Errington agrees that the reproducibility project leaves that big question hanging — but the scientists don’t plan to answer it.
“As exciting as that is, and as important as that is — and we hope someone else will follow up on it — we’re more curious about, ‘What does that look like when we do this across many, many, many studies.’ ”
But Dr. Erkki Ruoslahti, at the nonprofit Sanford Burnham Prebys Medical Discovery Institute in La Jolla, Calif., is worried that the reproducibility project could do real damage. The reviewers couldn’t reproduce his original study but didn’t follow up to understand why.
“I am really worried about what this will do to our ability to raise funding for our clinical development,” he writes in an email to Shots. “If we, and the many laboratories who have reproduced our results, are right and the reproducibility study is wrong — which I think is the case — they will not be doing a favor to cancer patients.”
Dr. Irving Weissman, a professor of pathology and developmental biology at Stanford University, is also disappointed in how the reproducibility project handled his experiment. His paper reported finding a protein that’s present on all human cancer cells — a finding that Weissman says has been replicated many times in other labs.
The reproducibility project chose to repeat a peripheral part of Weissman’s paper — an experiment involving mice, not human tissues. And, Weissman says, the replicating lab stumbled over an early step in the experiment, but plowed ahead anyway.

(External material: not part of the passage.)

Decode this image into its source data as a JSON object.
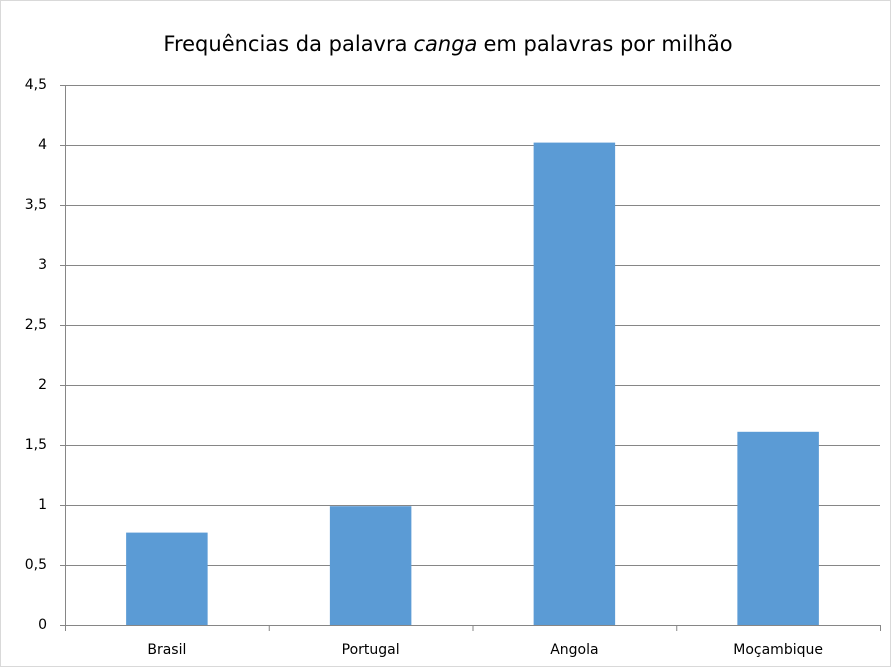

Weissman says he offered to bring scientists into his lab to train them in the technique, but the Reproducibility Project didn’t do that. (That would undercut one of its goals, which is to see whether scientists working independently can verify published results.)
It’s important to replicate important studies, Weissman tells Shots, “but you can’t do it halfheartedly. You have to be serious about it.”
Errington and Nosek hope people who hear about the project’s findings don’t jump to any conclusions about why individual studies came to different conclusions. They’re trying to look at the big picture across dozens of studies, the two scientists say, and they don’t place too much confidence in any single result.
The reproducibility project is looking for patterns across cancer research and also trying to identify common reasons that labs might have trouble reproducing one another’s work. Are the directions offered in the methods section of a paper too sketchy? Or maybe experiments frequently work only under unusual conditions.
Morrison, who is involved as a journal editor rather than a participant, says the entire reproducibility project is itself one big experiment.
“I think it’s too early for us to know whether this approach is the right approach or the best approach for testing the reproducibility of cancer biology,” he says. “But it will be a data point, and it will start the conversation.”
The conversation is important because the vast majority of treatment ideas that come from the lab fail when they’re tried in people. Cathy Tralau-Stewart, a pharmacologist at the University of California, San Francisco, says scientists often don’t know why those clinical failures occur, “and so that’s why I think studies like this are really, really important.”
Unfortunately, Nosek says, there are few incentives today for scientists to repeat experiments from other labs. The rewards are for publishing new ideas, not the less glamorous, but still critical, work of verifying somebody else’s findings.
“If we’re going to take reproducibility seriously,” Nosek says, experiments that attempt to reproduce the findings of others “need to be a valued part of scientific contribution.”